No. Currently, people who apply for the original birth certificate must do so by mail or in-person.
Where is a copy of the original bill?
As part of my work with Adoptees United Inc., I track and analyze state and federal legislation related to adoptee rights. You can find a copy of the Iowa bill and a description of its history and impact here. The information is reviewed and updated each day.
Cynthia Miller says
If my birth father is deceased and likely birth mother a citizen outside USA, will that have any bearing?
Gregory D. Luce says
It’s really dependent on the adoptee’s date of birth (whether prior to 1971) and whether a birthparent files a redaction request. If you were born prior to 1971 you are probably going to get a copy of your birth certificate without redactions. But it’s not guaranteed.
Jeff Short says
I was born in 1969. My birth mother worked with an adoption agency and when I was born, I left the hospital 10 days later with my adoptive parents. In this case, is there an “original” birth certificate? Since I had adoptive parents at birth, was there even a bc issued with birth parent information? Or, do I need to make (pay for) a request to find out?
Gregory D. Luce says
It would be very unlikely that you did not have an original birth certificate naming your biological mother as your mother. Even if your adoptive parents took custody of you from the hospital, the hospital had a legal obligation to record the facts of your birth.
Jane Hrabak says
I’m confused. I was born in 1951… my BC has only my adoptive parents listed. Back then there were more babies up for adoption, however to look at my BC one would never know. I’ve always wanted to know for health reasons- and for what my Son’s might be passing on.
Gregory D. Luce says
Hi, Jane. You have an original birth certificate in addition to the current birth certificate that lists your adoptive parents as your parents. The original often lists the names of birthparents but often only the mother. This new Iowa law allows you to apply for that record, though a birthparent listed on the record can ask that his or her personally identifiable information be redacted (removed) from the record.

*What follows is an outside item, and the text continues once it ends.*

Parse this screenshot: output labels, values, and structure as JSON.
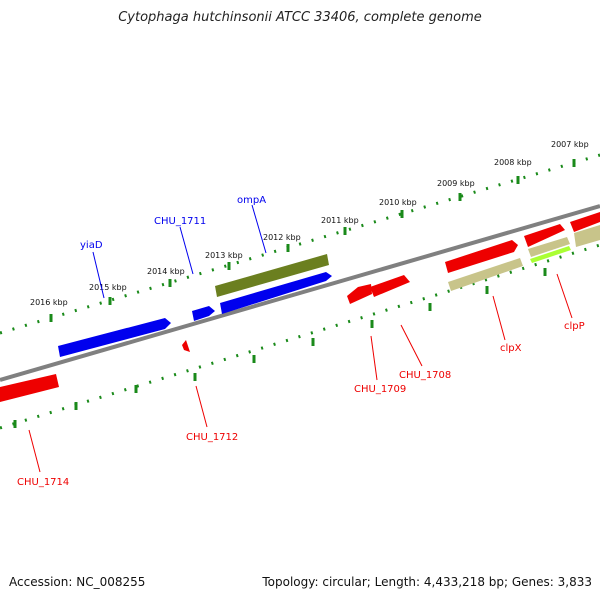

I hope this helps. I also have a short article about original birth certificates that goes into a little more detail. You can find that here.
Roger Litchfield says
This new Iowa law is HF855!
Does it pertain to obtaining a Certified Copy of a Birth Certificate or just a vanity record for purpose of knowing this information?
Gregory D. Luce says
It is a noncertified record, meaning it is printed on plain paper, not security paper.
Stacy Soms says
Since I was born in 1948 would I qualify to get an original Birth Certificate and not one from the bureau of Vital Statics?
I was addopted in Grand Rapids Mich. And because of the month i was born i may never find out about my real family and that sucks bad
Lenice Mercer says
Can adoptions be “overturned “? My Dad remarried after my mother died. She had 3 kids as he did. They did a cross adoption, meaning he adopted her 3 kids and she adopted the 3 of us. My biological siblings and I want to nullify the adoption so our biological mother is on our birth certificate. Is this possible?? Thanks in advance.
Gregory D. Luce says
They are very hard to undo, though it is an issue I am researching and working on. I don’t have a lot more detail than that but it is being pursued as a right.
Lynne Doyle says
This is so good to hear, I tried to get my grandfather’s birth/adoption (1907) info about 15 years ago and the judge wrote me a kind letter but rejected my request although it had been over 100 years old. It looks like there might be a possibility now? Briefly, he was born in SD in 1907. But somehow he was adopted in 1910 in DeMoines, Iowa. His adoption happened to fall on the census year, so we found him listed with his birth name on the first census in DeMoines),and then two weeks later his adopted name with his adopted Parent in the second census (Cedar Falls). He was adopted within that two week range. What do I do to get his information please? He was abandoned by his parents. He never knew his birth name, I know it now because of the research. Any recommendations? Thank you in advance!